Pierre Niney est le nouveau visage d’Edmond Dantès dans la super-production française de 2024. Son histoire, celle d’une vengeance implacable après une trahison odieuse, semble trop romanesque pour être vraie. Mais saviez-vous que le chef-d’œuvre d’Alexandre Dumas est directement inspiré d’une affaire criminelle authentique ? La vérité derrière la légende de Monte-Cristo est plus sombre et fascinante que la fiction.
1. Le Roman Culte : Entre Fiction et Histoire
Le film, écrit et réalisé par Alexandre de La Patellière et Matthieu Delaporte, raconte le destin tragique d’Edmond Dantès (Pierre Niney), un jeune marin promis au bonheur qui est trahi par la jalousie de ses « amis », jeté dans la prison du Château d’If, puis transformé en l’immensément riche et mystérieux Comte de Monte-Cristo pour assouvir sa vengeance.
Si l’évasion spectaculaire et la découverte d’un trésor fabuleux sur l’île de Monte-Cristo relèvent du mythe pur, l’idée centrale — l’innocent emprisonné, puis revenu pour se venger de ses traîtres — repose sur un fait divers bien réel.
2. Notre Enquête : La Vengeance de François Picaud

Alexandre Dumas ne s’est pas inspiré de son imagination seule. Il a puisé dans les archives de la police parisienne, et plus précisément dans une affaire relatée dans les Mémoires de la Police : l’histoire de François Picaud.
- Le Fait : Au début du XIXe siècle, à Nîmes, un cordonnier du nom de François Picaud devait se marier. Ses amis, jaloux, l’ont dénoncé aux autorités napoléoniennes comme étant un espion à la solde des Anglais.
- La Conséquence : Picaud a été incarcéré pendant sept ans. Durant sa détention, il a appris par un compagnon de cellule qu’un prêtre emprisonné avait légué un trésor important.
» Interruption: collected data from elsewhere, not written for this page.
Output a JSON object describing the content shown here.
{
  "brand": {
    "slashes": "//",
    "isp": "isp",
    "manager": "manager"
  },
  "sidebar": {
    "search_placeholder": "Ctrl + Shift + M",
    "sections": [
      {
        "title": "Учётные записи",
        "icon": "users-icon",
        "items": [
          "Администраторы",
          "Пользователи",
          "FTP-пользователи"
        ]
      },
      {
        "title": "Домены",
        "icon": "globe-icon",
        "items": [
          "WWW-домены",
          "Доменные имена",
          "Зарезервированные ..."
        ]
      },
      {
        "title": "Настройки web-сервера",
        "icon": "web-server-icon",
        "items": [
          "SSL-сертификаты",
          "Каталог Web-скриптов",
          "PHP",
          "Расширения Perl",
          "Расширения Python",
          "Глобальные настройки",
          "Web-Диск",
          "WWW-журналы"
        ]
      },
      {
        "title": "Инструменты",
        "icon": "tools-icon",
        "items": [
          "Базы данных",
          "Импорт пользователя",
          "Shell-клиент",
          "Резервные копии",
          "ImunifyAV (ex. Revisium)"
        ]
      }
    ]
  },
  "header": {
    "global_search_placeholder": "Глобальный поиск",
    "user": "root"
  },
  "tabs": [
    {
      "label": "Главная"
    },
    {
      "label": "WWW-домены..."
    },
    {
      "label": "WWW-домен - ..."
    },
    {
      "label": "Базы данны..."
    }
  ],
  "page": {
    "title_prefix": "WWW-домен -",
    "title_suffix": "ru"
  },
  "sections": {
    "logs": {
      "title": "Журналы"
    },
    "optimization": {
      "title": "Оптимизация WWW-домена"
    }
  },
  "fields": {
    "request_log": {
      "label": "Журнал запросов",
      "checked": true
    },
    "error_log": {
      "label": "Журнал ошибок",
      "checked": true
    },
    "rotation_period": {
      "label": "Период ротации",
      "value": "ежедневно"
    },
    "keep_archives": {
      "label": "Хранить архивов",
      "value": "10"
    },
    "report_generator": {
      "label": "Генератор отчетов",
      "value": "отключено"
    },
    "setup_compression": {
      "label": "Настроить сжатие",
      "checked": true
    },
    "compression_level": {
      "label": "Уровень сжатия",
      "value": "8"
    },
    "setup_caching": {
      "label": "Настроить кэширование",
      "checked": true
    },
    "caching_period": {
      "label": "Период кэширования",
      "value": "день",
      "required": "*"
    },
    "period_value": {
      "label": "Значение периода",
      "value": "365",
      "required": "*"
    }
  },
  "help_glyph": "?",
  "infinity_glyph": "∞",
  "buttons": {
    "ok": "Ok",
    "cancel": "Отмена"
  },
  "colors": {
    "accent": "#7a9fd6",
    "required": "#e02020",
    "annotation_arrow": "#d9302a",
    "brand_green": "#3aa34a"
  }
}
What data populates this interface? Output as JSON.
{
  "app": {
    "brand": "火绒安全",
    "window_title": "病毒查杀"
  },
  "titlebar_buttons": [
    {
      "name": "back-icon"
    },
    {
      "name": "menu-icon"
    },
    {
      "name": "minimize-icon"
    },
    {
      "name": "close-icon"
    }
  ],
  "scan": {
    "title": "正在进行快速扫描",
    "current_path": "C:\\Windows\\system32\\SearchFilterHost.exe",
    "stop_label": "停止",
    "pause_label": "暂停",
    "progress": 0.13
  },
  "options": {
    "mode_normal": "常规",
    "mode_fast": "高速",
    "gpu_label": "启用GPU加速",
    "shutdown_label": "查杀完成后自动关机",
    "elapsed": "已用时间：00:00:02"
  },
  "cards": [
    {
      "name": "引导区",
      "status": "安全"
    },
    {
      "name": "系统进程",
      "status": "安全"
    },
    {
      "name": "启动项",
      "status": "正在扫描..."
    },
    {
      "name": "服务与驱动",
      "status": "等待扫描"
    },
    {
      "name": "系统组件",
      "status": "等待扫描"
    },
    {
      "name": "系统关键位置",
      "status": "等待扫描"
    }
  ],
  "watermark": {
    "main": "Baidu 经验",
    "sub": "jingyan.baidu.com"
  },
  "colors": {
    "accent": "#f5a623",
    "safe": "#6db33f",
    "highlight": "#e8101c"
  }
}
- La Vengeance : Libéré, Picaud retrouve le trésor, change son identité (il devient Joseph Lucher) et consacre sa nouvelle fortune et le reste de sa vie à une vengeance méthodique contre les quatre hommes qui l’ont fait emprisonner.
Dumas s’est servi de cet arc narratif implacable, le gonflant à l’échelle d’une épopée mondiale. Le rôle du mentor en prison, l’Abbé Faria (incarné dans la version 2024 par Pierfrancesco Favino), serait lui-même inspiré par un véritable prêtre philosophe incarcéré au Château d’If, Joseph Custodi de Faria.
3. Les Visages de la Trahison
Le film de 2024 met en lumière les trahisons qui ont forgé le Comte. Le casting réunit quelques-uns des meilleurs acteurs français pour donner corps à cette vengeance shakespearienne :
- L’amour trahi : Anaïs Demoustier prête ses traits à la noble et déchirante Mercédès, le grand amour d’Edmond Dantès.
- La jalousie : Bastien Bouillon incarne le lâche et jaloux Fernand de Morcerf, qui épouse Mercédès après avoir orchestré l’emprisonnement de son rival.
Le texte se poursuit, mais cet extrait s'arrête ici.